Published in final edited form as: Proc IEEE Southwest Symp Image Anal Interpret. 2010 May 23;2010:93–96. doi: 10.1109/SSIAI.2010.5483911

A Clustering Algorithm for Liver Lesion Segmentation of Diffusion-Weighted MR Images

Abhinav K Jha *, Jeffrey J Rodríguez , Renu M Stephen , Alison T Stopeck
PMCID: PMC2998770  NIHMSID: NIHMS217658  PMID: 21151837

Abstract

In diffusion-weighted magnetic resonance imaging, accurate segmentation of liver lesions in the diffusion-weighted images is required for computation of the apparent diffusion coefficient (ADC) of the lesion, the parameter that serves as an indicator of lesion response to therapy. However, the segmentation problem is challenging due to low SNR, fuzzy boundaries and speckle and motion artifacts. We propose a clustering algorithm that incorporates spatial information and a geometric constraint to solve this issue. We show that our algorithm provides improved accuracy compared to existing segmentation algorithms.

I. Introduction

Diffusion-weighted magnetic resonance imaging (DWMRI) is sensitive to the microscopic random motion of molecules in a fluid [1] and therefore measures the mobility of water in tissues. This mobility is parameterized by the apparent diffusion coefficient (ADC), a parameter that has been shown to be an indicator of lesion response to therapy, both clinically and pre-clinically [2]. However, accurate computation of the ADC value requires that the segmentation of the lesion in the diffusion-weighted (DW) images be precise.

Manual segmentation of these lesions is difficult, time-consuming and error-prone. This is due to various reasons such as irregular and fuzzy lesion boundaries [3], low signal-to-noise ratio (SNR) in DW images [4], wide intensity and morphological variations of the lesion and the large number of images that the difusion analyst has to perform lesion segmentation on to determine an ADC value. Moreover, the ADCs estimated using manual segmentations are not reproducible, since the manual segmentation differs from person to person, and even one time to another. These factors serve as motivation for designing an automated segmentation algorithm for lesion segmentation. However, due to the reasons mentioned above, design of an automated/semi-automated segmentation algorithm for this task is challenging.

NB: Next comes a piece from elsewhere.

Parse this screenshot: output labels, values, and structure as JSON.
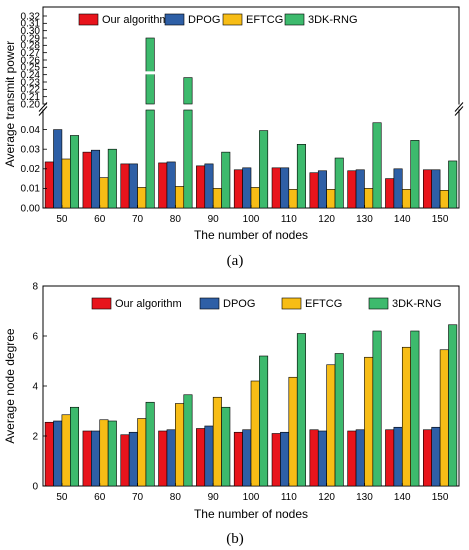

In [3], the authors propose a snakes-based algorithm for this segmentation task. However, the algorithm is not adaptable to different magnetic-diffusion-gradient values (b values), and also fails to segment the lesion when the contrast is low. In this paper, we present a statistical approach to solve this issue. In DWMRI, the images are corrupted by Rician noise [5], [6], which in high signal-to-noise ratio (SNR) regions (SNR > 2 dB), can be approximated as Gaussian noise [6]. In a DW image containing a lesion, the lesion and regions surounding the lesion have high SNR. Also, except for noise, each of these regions has an almost constant-valued intensity profile. Therefore, we model our image as a finite Gaussian mixture (FGM) model. However, the FGM model does not take spatial information into account. This is because all the pixel intensities are considered to be independent samples drawn from a population. To account for spatial information, we use the approach suggested by Geman et. al. [7], where they model each region in the image as a Markov random field (MRF), and characterize it by a Gibbs distribution. Therefore, each pixel has a certain a-priori probability of belonging to a particular region, depending on the region to which its neighbors belong. Combining this probability with the probability of a pixel belonging to a particular distribution in the FGM model by using the maximum-a-posteriori (MAP) method, we can compute which region a given pixel belongs to.

Similar approaches based on the above concept have been previously used for image segmentation [8], [9]. However, in our segmentation task, we had to deal with some additional issues. First, the number of regions that could be present in an image slice could be variable and not known in advance. Also the lesion could be surrounded by regions of very similar intensities, consequently decreasing the contrast between the lesion and the background. Moreover, the algorithm had to be computationally inexpensive. With these constraints, we designed an algorithm, modeling the image as a FGM model and the region process as a MRF, using a histogram-based approach for dealing with the issue of variable number of slices and an additional geometric constraint, motivated by the work of Kupinski et. al. [10], to increase the contrast between the lesion and background. In the results section, we show how accurate our algorithm is and how well it compares with some of the existing segmentation techniques in the literature.

II. Methods

A. Image Acquisition

In the current study, DWMRI is being used to monitor the therapeutic response in breast cancer patients with metastatic liver lesions. Difusion-weighted single-shot echo-planar imaging (DW-SSEPI) is performed at b values of 0, 150, 300 and 450 s/mm2. Image parameters for the DW-SSEPI images are as follows: TE = 91.1 msec, TR = 6 seconds, 250 kHz receiver and 6 mm slice thickness. Radial DWMRI image pairs (b=0 and 150, b=0 and 300, and b=0 and 450 s/mm2, respectively) are collected, where each pair is collected within a single 24 s breathhold. Each image is of dimension 256 × 256 voxels with each voxel being of dimension 1 mm × 1 mm × 6 mm. The highest gray level seen in the images is around 800. Each patient is imaged at baseline, day 4, 11 and 39 following the commencement of cytotoxic therapy.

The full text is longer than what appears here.